Former deputy national director of public prosecutions, Nomgcobo Jiba. (Delwyn Verasamy/M&G)
President Cyril Ramaphosa has fired top prosecutors Nomgcobo Jiba and Lawrence Mrwebi with immediate effect.
Ramaphosa wrote to the former deputy national director of public prosecutions and former head of the specialised commercial crime unit on Thursday informing them of his decision, saying he had accepted the recommendations of the Mokgoro inquiry that they should be removed. The panel was chaired by retired Constitutional Court Justice Yvonne Mokgoro.
In letters to the pair, Ramaphosa said — amongst the other serious transgressions found by the Mokgoro inquiry — both of them had lied.
“You lied to me,” Ramaphosa in his letter to Jiba.
He was referring to the finding of the Mokgoro panel that she told the president one thing and the inquiry something else. Mrwebi had also lied to the inquiry and in the criminal trial of Malala Geophrey Ledwaba, Ramaphosa said.
Ramaphosa further refused Mrwebi’s request to be allowed to retire and Jiba’s request that she be given another senior position in the public service, because of the seriousness of the findings.
Mokgoro’s panel found that Jiba had been inconsistent in her explanations for why an outside team — not one from the KwaZulu-Natal office — had been parachuted in to conduct the prosecution, saying one thing to the president and another to the Mokgoro inquiry.
Jiba had told Ramaphosa that she brought in an outside team because the acting head of the KZN office, Simphiwe Mlotshwa, had “pleaded” for this.

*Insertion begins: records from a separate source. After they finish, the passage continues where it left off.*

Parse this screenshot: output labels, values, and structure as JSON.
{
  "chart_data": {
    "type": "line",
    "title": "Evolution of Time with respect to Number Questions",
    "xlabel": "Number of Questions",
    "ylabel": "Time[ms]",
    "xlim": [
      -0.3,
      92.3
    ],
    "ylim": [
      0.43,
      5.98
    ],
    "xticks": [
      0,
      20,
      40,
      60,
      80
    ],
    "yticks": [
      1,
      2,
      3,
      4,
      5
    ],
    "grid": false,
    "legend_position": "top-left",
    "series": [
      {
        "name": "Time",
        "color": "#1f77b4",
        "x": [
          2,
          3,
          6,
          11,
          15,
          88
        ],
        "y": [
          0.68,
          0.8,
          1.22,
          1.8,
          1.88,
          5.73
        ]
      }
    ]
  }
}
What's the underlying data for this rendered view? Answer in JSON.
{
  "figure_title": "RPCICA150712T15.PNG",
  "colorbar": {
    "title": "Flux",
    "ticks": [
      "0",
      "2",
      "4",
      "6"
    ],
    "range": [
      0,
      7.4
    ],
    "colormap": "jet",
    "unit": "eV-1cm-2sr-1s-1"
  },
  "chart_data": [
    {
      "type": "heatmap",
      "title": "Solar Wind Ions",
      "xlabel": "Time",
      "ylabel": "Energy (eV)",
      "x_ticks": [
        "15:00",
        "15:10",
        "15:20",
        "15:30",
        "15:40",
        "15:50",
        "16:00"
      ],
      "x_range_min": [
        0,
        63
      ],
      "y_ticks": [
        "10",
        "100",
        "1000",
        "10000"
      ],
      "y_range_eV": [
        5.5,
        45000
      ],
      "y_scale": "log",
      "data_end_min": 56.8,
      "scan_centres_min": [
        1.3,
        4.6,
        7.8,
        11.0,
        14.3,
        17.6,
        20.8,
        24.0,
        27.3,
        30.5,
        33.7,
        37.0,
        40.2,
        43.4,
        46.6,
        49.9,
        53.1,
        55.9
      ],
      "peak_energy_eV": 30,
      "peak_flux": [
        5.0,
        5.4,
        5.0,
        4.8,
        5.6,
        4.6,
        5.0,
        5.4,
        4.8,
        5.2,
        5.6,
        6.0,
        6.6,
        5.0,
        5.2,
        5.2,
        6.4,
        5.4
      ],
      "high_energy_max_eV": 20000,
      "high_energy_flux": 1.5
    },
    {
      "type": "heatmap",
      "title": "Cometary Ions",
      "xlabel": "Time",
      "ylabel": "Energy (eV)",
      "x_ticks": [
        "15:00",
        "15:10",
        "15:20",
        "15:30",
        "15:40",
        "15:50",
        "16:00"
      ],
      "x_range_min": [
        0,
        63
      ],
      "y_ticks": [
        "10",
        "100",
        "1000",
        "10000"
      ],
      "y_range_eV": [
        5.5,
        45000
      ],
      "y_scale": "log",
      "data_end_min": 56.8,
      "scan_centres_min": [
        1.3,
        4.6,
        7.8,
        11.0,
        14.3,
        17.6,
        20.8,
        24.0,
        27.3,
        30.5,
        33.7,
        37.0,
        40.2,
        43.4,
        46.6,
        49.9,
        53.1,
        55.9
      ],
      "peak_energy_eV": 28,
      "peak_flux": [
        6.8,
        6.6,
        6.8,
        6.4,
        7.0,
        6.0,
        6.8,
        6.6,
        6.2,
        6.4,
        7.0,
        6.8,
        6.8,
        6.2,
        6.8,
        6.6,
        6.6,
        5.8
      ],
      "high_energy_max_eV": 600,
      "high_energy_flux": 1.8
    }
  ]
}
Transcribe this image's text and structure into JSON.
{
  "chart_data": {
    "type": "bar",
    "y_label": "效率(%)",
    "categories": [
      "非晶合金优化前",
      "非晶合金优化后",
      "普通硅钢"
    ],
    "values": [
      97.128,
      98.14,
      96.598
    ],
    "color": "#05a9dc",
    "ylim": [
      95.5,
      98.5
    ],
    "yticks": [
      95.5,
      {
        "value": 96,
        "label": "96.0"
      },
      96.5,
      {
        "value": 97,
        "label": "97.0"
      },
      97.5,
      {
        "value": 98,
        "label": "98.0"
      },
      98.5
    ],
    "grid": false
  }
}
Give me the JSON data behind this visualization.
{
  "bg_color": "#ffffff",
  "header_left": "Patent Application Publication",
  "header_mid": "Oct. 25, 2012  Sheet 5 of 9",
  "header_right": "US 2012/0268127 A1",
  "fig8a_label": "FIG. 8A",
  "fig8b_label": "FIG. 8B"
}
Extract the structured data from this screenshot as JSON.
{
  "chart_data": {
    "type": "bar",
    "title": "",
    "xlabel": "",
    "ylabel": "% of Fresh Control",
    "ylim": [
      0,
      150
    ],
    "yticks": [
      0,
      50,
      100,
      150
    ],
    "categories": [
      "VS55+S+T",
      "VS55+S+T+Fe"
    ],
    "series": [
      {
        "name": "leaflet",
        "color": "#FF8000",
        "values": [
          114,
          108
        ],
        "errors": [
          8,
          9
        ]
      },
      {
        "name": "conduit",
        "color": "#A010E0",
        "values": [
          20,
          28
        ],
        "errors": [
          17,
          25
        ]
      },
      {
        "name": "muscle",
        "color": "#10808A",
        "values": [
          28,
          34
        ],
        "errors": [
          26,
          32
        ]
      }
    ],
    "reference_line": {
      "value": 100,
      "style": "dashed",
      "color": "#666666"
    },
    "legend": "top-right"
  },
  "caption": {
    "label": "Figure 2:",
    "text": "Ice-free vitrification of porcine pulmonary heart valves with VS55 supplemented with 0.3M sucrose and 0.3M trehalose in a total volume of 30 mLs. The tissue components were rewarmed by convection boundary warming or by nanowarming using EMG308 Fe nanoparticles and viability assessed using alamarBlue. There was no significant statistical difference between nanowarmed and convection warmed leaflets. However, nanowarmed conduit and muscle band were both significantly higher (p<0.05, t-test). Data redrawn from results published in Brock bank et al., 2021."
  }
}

But after Mlotshwa gave evidence before Mokgoro’s panel, she said she had done this because the Independent Police Investigative Directorate had asked for it.
“The inconsistencies in the reasons she gave for establishing a national prosecuting team indicates that she acted with favour and with prejudice to the NPA,” the report says.
Mokgoro’s panel further rejected Mrwebi’s explanation for why a consultative note — explaining why he had withdrawn charges against former crime intelligence head Richard Mdluli — was dated December 4 2011 when Mrwebi claimed the correct date was December 5.
The date was significant because, in terms of the law, the decision to withdraw charges had to be taken in consultation with Gauteng prosecutions head Sibongile Mzinyathi. But the two had only met to discuss the charges on December 5.
Mokgoro’s panel said: “Mrwebi stated that the date on the consultative note was made in error. He offered two conflicting reasons for the error. The first was that it was a Sunday and he could not have possibly sent it on that day because he does not work on Sundays. The second was that the date must have been copied over with a previous letterhead by accident. The contradiction is self-evident. He cannot claim that he does not work on Sundays yet have a pre-existing letterhead with a date that falls on a Sunday. However, both explanations are untrue, as the 4 December 2011 date appears several times in the consultative note”.
On the Ledwaba trial — at which Mrwebi was the main witness against Malala Geophrey Ledwaba, who was accused of stealing from the Scorpions confidential fund — the appeal court had found that Mrwebi had lied under oath.
The Mokgoro panel’s report said, during the inquiry, Mrwebi questioned the accuracy of the transcript in the Ledwaba trial. The evidence leaders obtained a full transcript and “no evidence has been provided to the enquiry to prove that the transcripts were inaccurate”. As such “we find no reason to exclude the Ledwaba evidence,” the Mokgoro panel said.
“We therefore accept the court’s finding that Mrwebi lied under oath.”
Explaining why he would not give Jiba a senior position in the public service, Ramaphosa said: “Your request to be appointed to a senior position in the public service cannot be acceded to because of the findings of dishonesty and disregard for the courts that have been made against you in the enquiry report. These findings would preclude your appointment to such position as these are qualities that are required of all senior public servants”.